In and Out of Women’s Luggage: Narratives of Women’s Migration in Modern Hebrew Literature—by Tsila Ratner
By uclhwis, on 28 February 2016
In our jointly written book on women’s material culture in Hebrew literature of the late 19th and turn of the 20th century in Eastern Europe,[i] Hannah Naveh (Tel-Aviv University) and I studied the ways by which generic objects associated with traditional Jewish women’s trousseaus realize their potential as ‘biographical objects’. We followed the representation of the trousseaux’ contents from the epitome of the normative and generic biography of women’s passage to marriage of the time to their emergence as sites of resistance as women characters attach to them individual biographical meanings. As such they problematize the attempt to blot out the desires and aspirations of women’s life in order to ensure compliance with the controlled and prescribed mould of proper femininity according to the social-cultural norms of the period.
Based on our research and using the same underlying principles, my current discussion shifts the focus from marriage to immigration/emigration. It looks at the literary representations of the material contents of migration luggage women characters carry with them in Hebrew literature of the same period. In the context of migration these luggage objects raise issues of integration: whether they integrate seamlessly into the new home or resist integration; of identity positioning: how they position the pre-migration identities in relation to the present ones and how they position women characters in relation to the dominant public discourse; and of mobility, on which successful immigration relies.

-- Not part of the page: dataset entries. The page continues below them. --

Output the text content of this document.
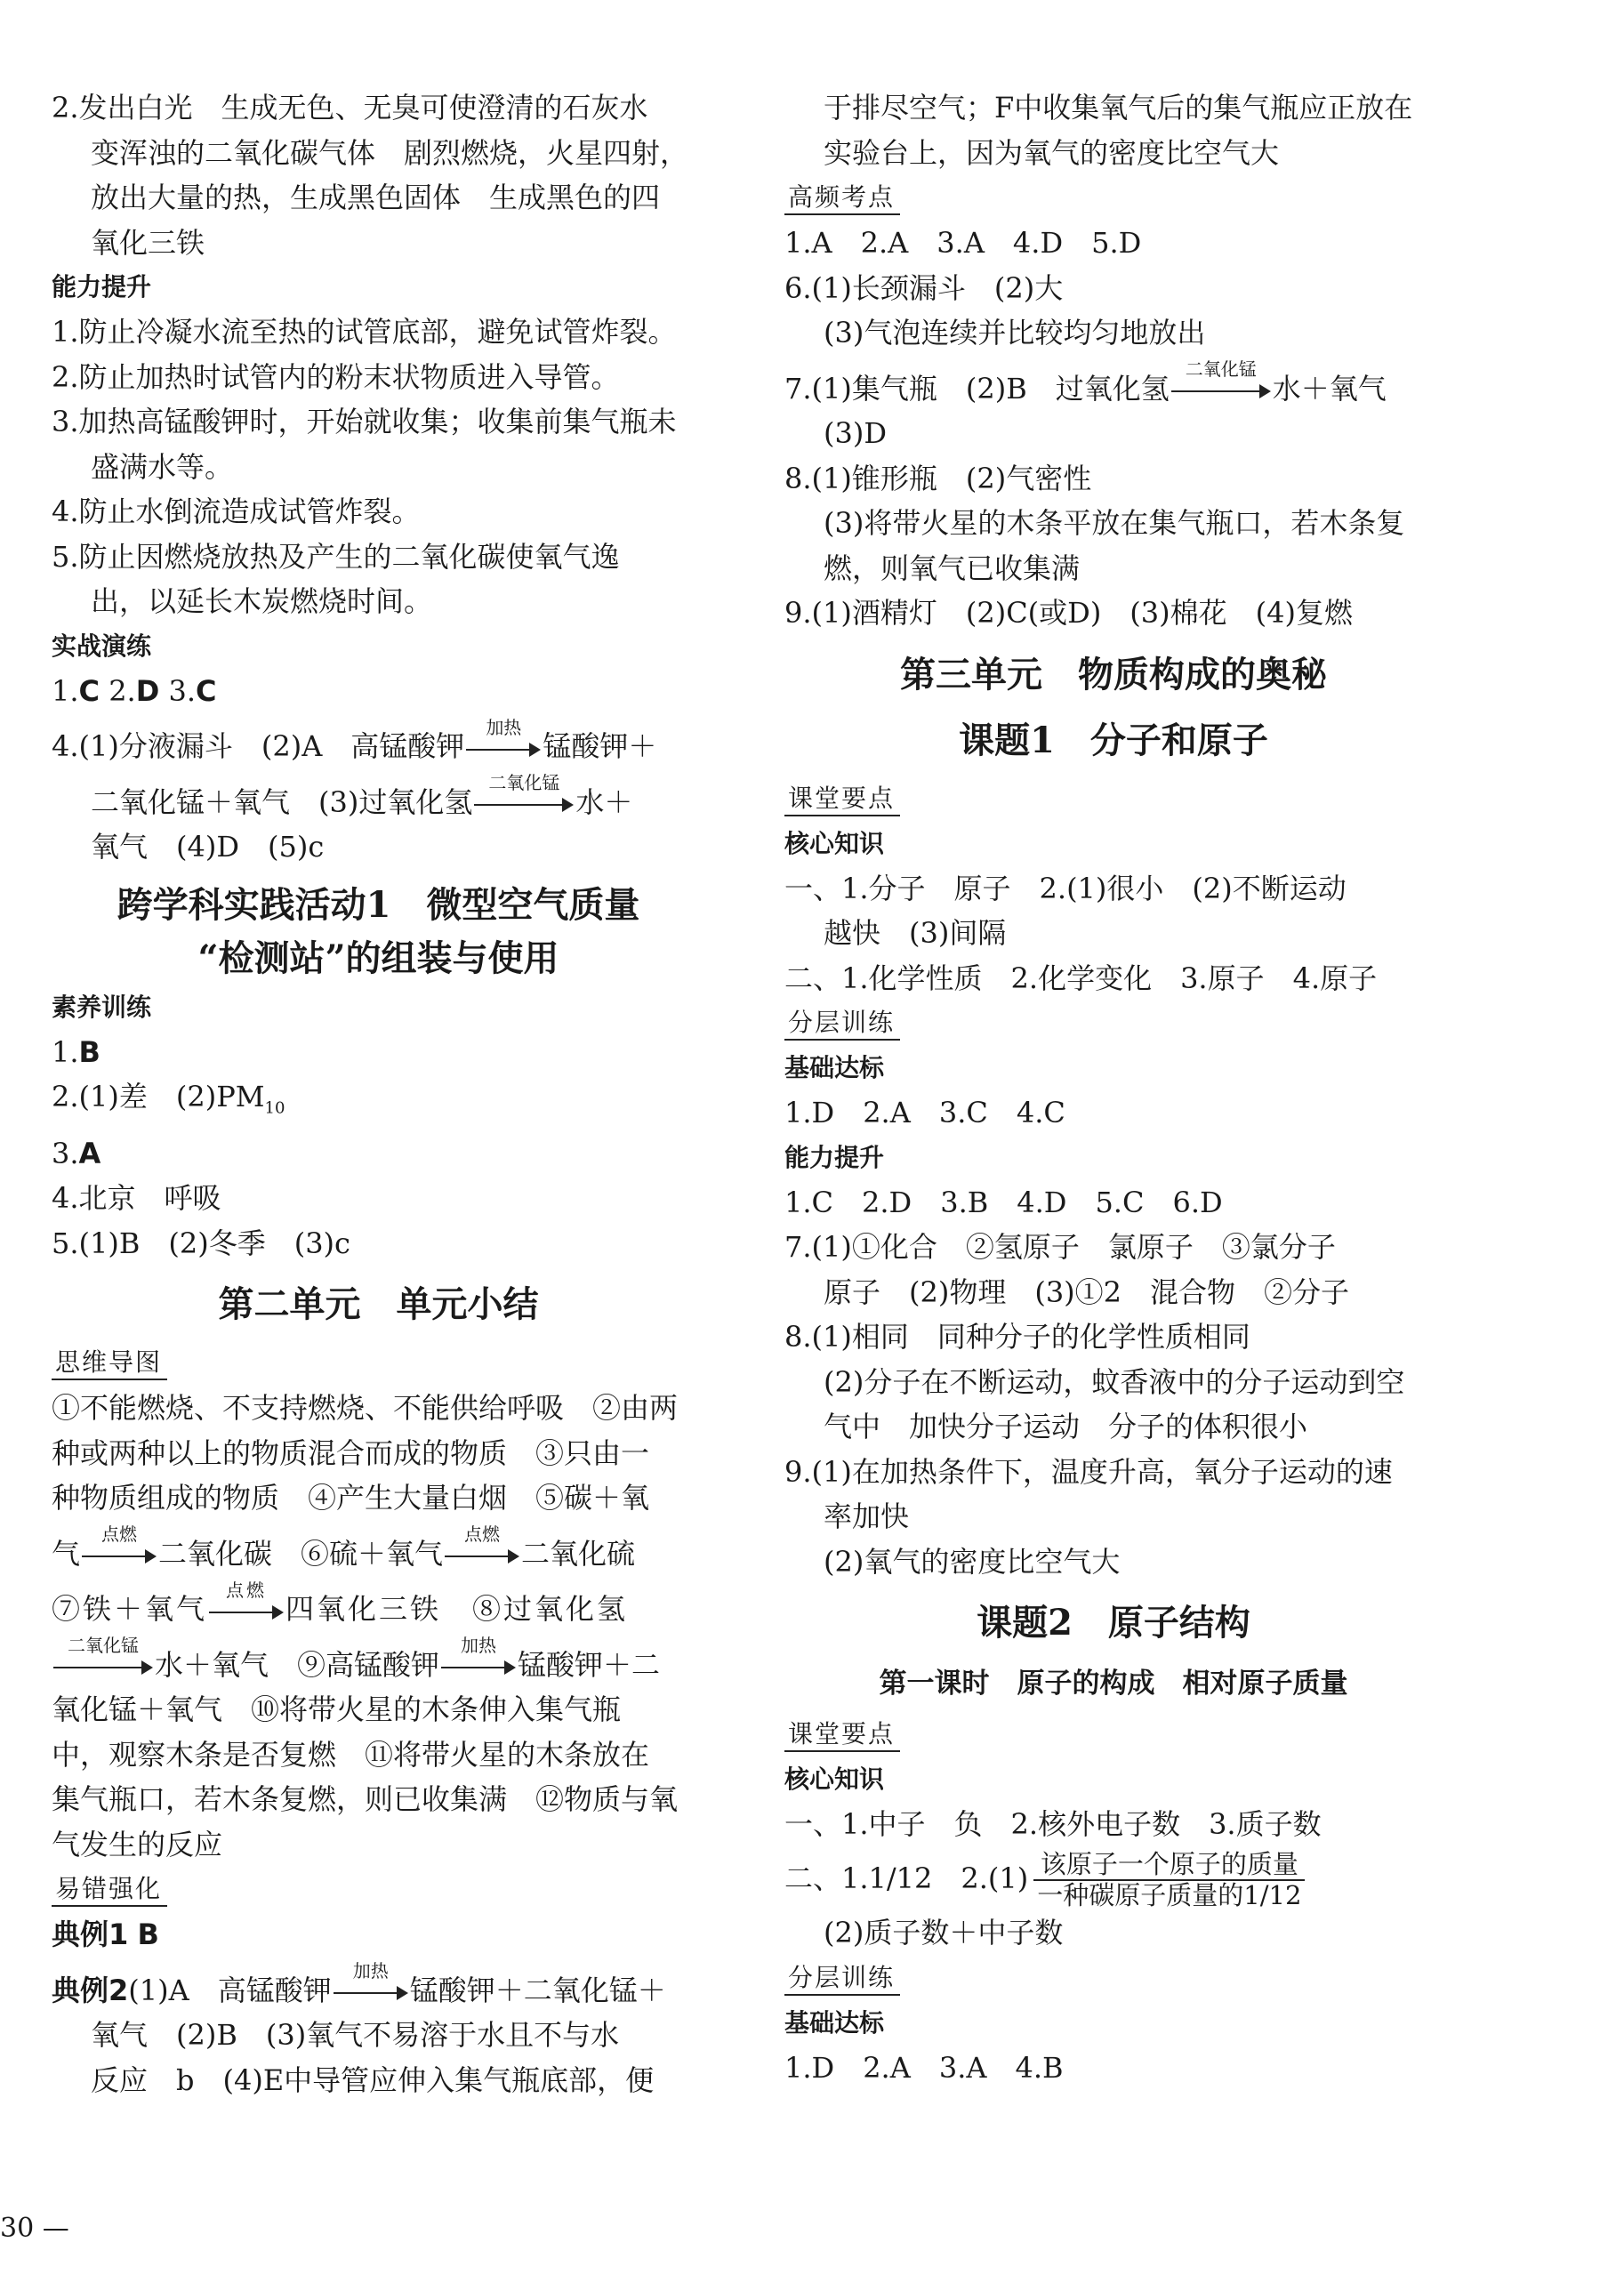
2.发出白光　生成无色、无臭可使澄清的石灰水
变浑浊的二氧化碳气体　剧烈燃烧，火星四射，
放出大量的热，生成黑色固体　生成黑色的四
氧化三铁
能力提升
1.防止冷凝水流至热的试管底部，避免试管炸裂。
2.防止加热时试管内的粉末状物质进入导管。
3.加热高锰酸钾时，开始就收集；收集前集气瓶未
盛满水等。
4.防止水倒流造成试管炸裂。
5.防止因燃烧放热及产生的二氧化碳使氧气逸
出，以延长木炭燃烧时间。
实战演练
1.C 2.D 3.C
4.(1)分液漏斗　(2)A　高锰酸钾
加热
锰酸钾＋
二氧化锰＋氧气　(3)过氧化氢
二氧化锰
水＋
氧气　(4)D　(5)c
跨学科实践活动1　微型空气质量
“检测站”的组装与使用
素养训练
1.B
2.(1)差　$(2)PM_{10}$
3.A
4.北京　呼吸
5.(1)B　(2)冬季　(3)c
第二单元　单元小结
思维导图
①不能燃烧、不支持燃烧、不能供给呼吸　②由两
种或两种以上的物质混合而成的物质　③只由一
种物质组成的物质　④产生大量白烟　⑤碳＋氧
气
点燃
二氧化碳　⑥硫＋氧气
点燃
二氧化硫
⑦铁＋氧气
点燃
四氧化三铁　⑧过氧化氢
二氧化锰
水＋氧气　⑨高锰酸钾
加热
锰酸钾＋二
氧化锰＋氧气　⑩将带火星的木条伸入集气瓶
中，观察木条是否复燃　⑪将带火星的木条放在
集气瓶口，若木条复燃，则已收集满　⑫物质与氧
气发生的反应
易错强化
典例1 B
典例2(1)A　高锰酸钾
加热
锰酸钾＋二氧化锰＋
氧气　(2)B　(3)氧气不易溶于水且不与水
反应　b　(4)E中导管应伸入集气瓶底部，便
于排尽空气；F中收集氧气后的集气瓶应正放在
实验台上，因为氧气的密度比空气大
高频考点
1.A　2.A　3.A　4.D　5.D
6.(1)长颈漏斗　(2)大
(3)气泡连续并比较均匀地放出
7.(1)集气瓶　(2)B　过氧化氢
二氧化锰
水＋氧气
(3)D
8.(1)锥形瓶　(2)气密性
(3)将带火星的木条平放在集气瓶口，若木条复
燃，则氧气已收集满
9.(1)酒精灯　(2)C(或D)　(3)棉花　(4)复燃
第三单元　物质构成的奥秘
课题1　分子和原子
课堂要点
核心知识
一、1.分子　原子　2.(1)很小　(2)不断运动
越快　(3)间隔
二、1.化学性质　2.化学变化　3.原子　4.原子
分层训练
基础达标
1.D　2.A　3.C　4.C
能力提升
1.C　2.D　3.B　4.D　5.C　6.D
7.(1)①化合　②氢原子　氯原子　③氯分子
原子　(2)物理　(3)①2　混合物　②分子
8.(1)相同　同种分子的化学性质相同
(2)分子在不断运动，蚊香液中的分子运动到空
气中　加快分子运动　分子的体积很小
9.(1)在加热条件下，温度升高，氧分子运动的速
率加快
(2)氧气的密度比空气大
课题2　原子结构
第一课时　原子的构成　相对原子质量
课堂要点
核心知识
一、1.中子　负　2.核外电子数　3.质子数
二、1.1/12　$2.(1) \frac{\text{该原子一个原子的质量}}{\text{一种碳原子质量的1/12}}$
(2)质子数＋中子数
分层训练
基础达标
1.D　2.A　3.A　4.B
30 —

[i]Hannah Naveh | Tsila Abramovitz Ratner, Tzena, Tzena: In and about the Dowry Box, Tel-Aviv: Hakibbutz Hameuchad, 2015.
About the book:
While the father of a bride-to-be should show his worth in monetary value, the girl herself needs to demonstrate her value in terms of proper femininity. And this is epitomised in the dowry objects and in the promise they hold for future married life. Just as a girl is destined to marry, and just as a woman is destined for running a proper family home, so all she does and produce is meant to set up fine dowry objects before her wedding and to expand them during marriage. Alongside reflecting on the material dowry as an expression of the woman’s compliance with a model of femininity upon which she has been brought up, this book also deliberate on the literary representation of the symbolic meaning of dowry objects as an extension of women’s identity and an expression of desires and aspirations which cannot be easily contained in the regulatory discipline. The dowry is endowed with the girl/woman’s energies which generate products and representations of their identity, and these energies might initiate a process that escapes commodification and represents an individuality that shuns subjugation. As such the dowry facilitates thinking of possible frictions between the prescribed meaning of its objects and their personal meaning for the woman who owns them, produces them and uses them in the everyday of her marriage. The dowry and its objects are therefore extended tools to achieve, preserve and constantly verify a performativity of proper femininity. At the same time they are also an opportunity of personal expression which might prove to be problematic in the social framework of marriage.